If we apply C matrix to the field we obtain:

$$ C ( i \gamma \cdot \mathbf{p} + m )^{T} \psi^{T} ( \mathbf{p} ) = ( -i \gamma \cdot \mathbf{p} + m )C \psi^{T} ( \mathbf{p} ) . $$

Introducing a field $$ \psi^c ( \mathbf{p} )$$, and applying it in Dirac's equation we have:

$$ ( i \gamma \cdot \mathbf{p} + m ) \psi^c ( \mathbf{p} ) = 0. $$

I already read Griffiths' "Introduction to Particle Physics" (the 1st edition) from the page 216 to the page 222 (chapter of Quantum Electrodynamics - section "Solution to the Dirac Equation") and I didn't understood why was there the imaginary number in the equation:

$$ ( i \gamma \cdot \mathbf{p} + m ) \psi ( \mathbf{p} ) = 0. $$

And what is the C matrix?

Can anyone help?

 

[StephvsEinst]

EDIT: In the quote I meant:

$$ C \mid \psi \left( \mathbf{p} \right) \rangle = \mid \psi \left( \bar{ \mathbf{p} } \right) \rangle . $$

 

[HomogenousCow]

He basically just Fourier transformed the dirac equation, try it yourself and see what you get.

 

[phyzguy]

In the Dirac equation, psi is not a four-vector. It is a spinor, and they are very different physical objects.

 

[StephvsEinst]

In the Dirac equation, psi is not a four-vector. It is a spinor, and they are very different physical objects.

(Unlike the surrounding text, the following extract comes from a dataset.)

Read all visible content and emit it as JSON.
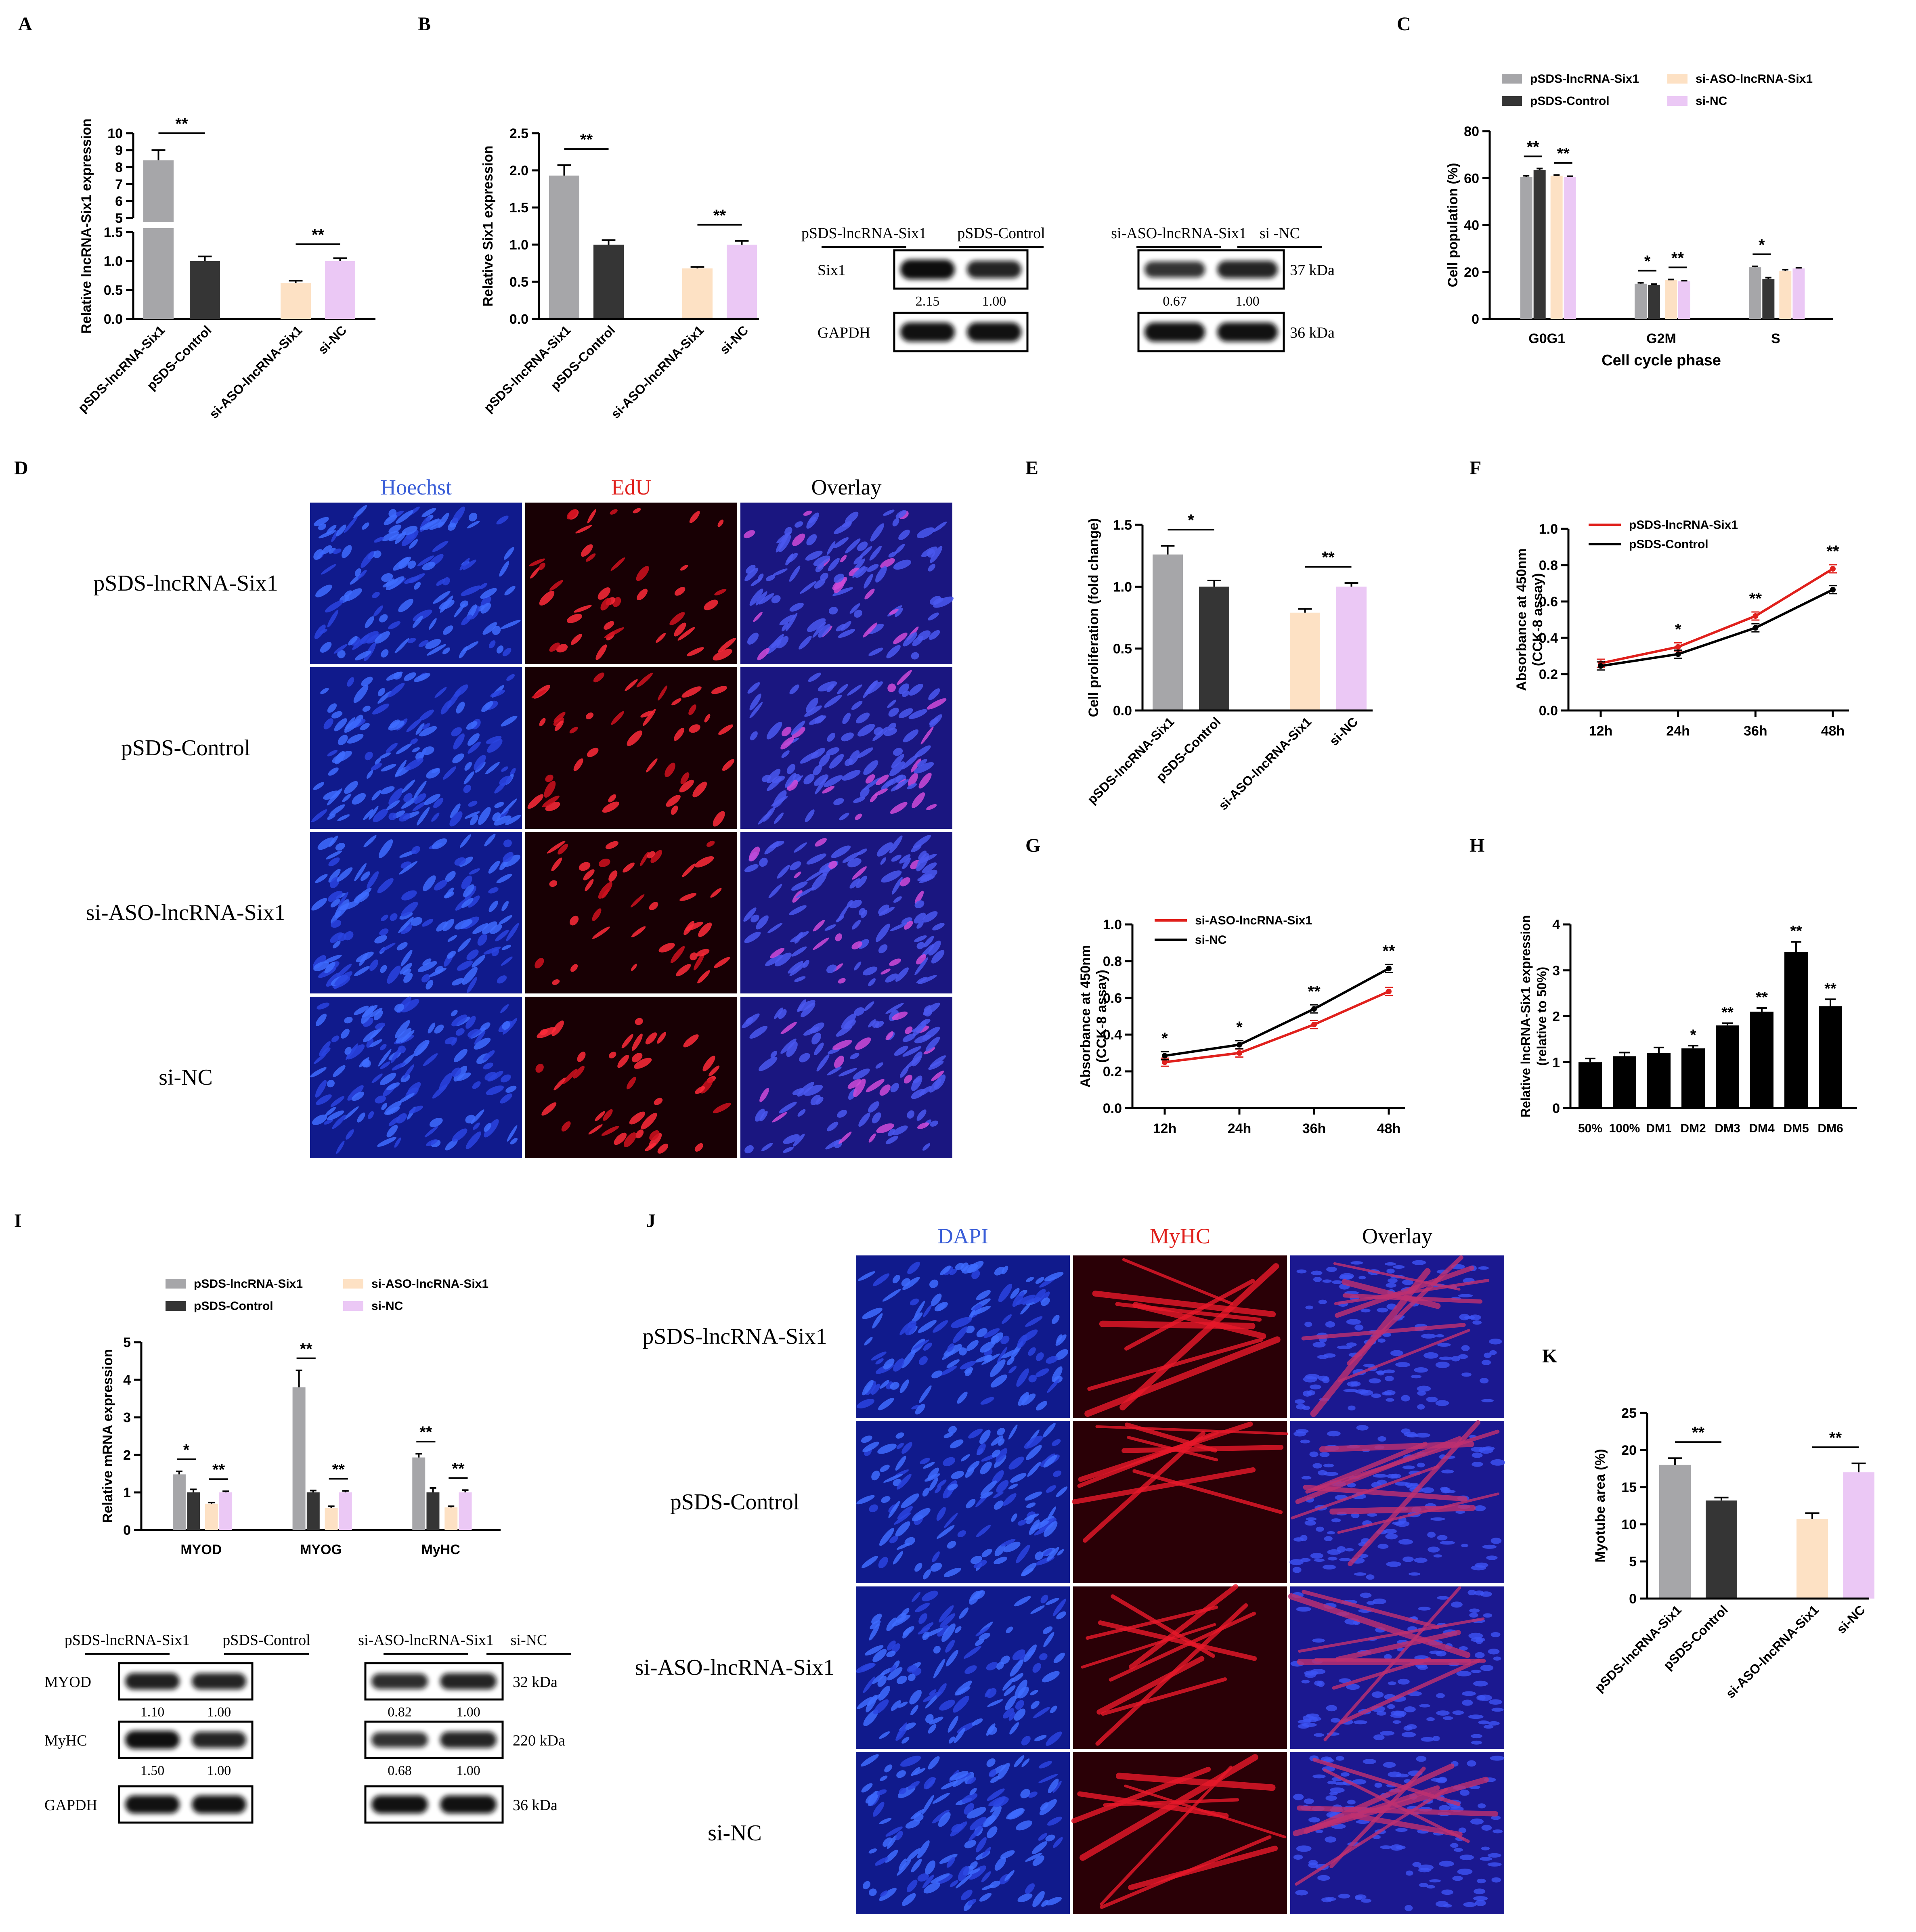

I was thinking that psi could be described by two different relativistic fields, with each one having a (1 0) or (0 1) (those two states must be read in a COLUMN vector). Wouldn't this give us the four states: 2 different states of spin (up and down) of the particle and 2 different states of spin of the ANTIparticle?

 

[StephvsEinst]

He basically just Fourier transformed the dirac equation, try it yourself and see what you get.

How the hell did I not think for once of doing the Fourier transform...
Thank you, I will work on that!

 

[phyzguy]

I was thinking that psi could be described by two different relativistic fields, with each one having a (1 0) or (0 1) (those two states must be read in a COLUMN vector). Wouldn't this give us the four states: 2 different states of spin (up and down) of the particle and 2 different states of spin of the ANTIparticle?

The Dirac spin ψ does in fact have four components, but that does not make it a four-vector. A four-vector and a Dirac spinor transform very differently under coordinate transformations.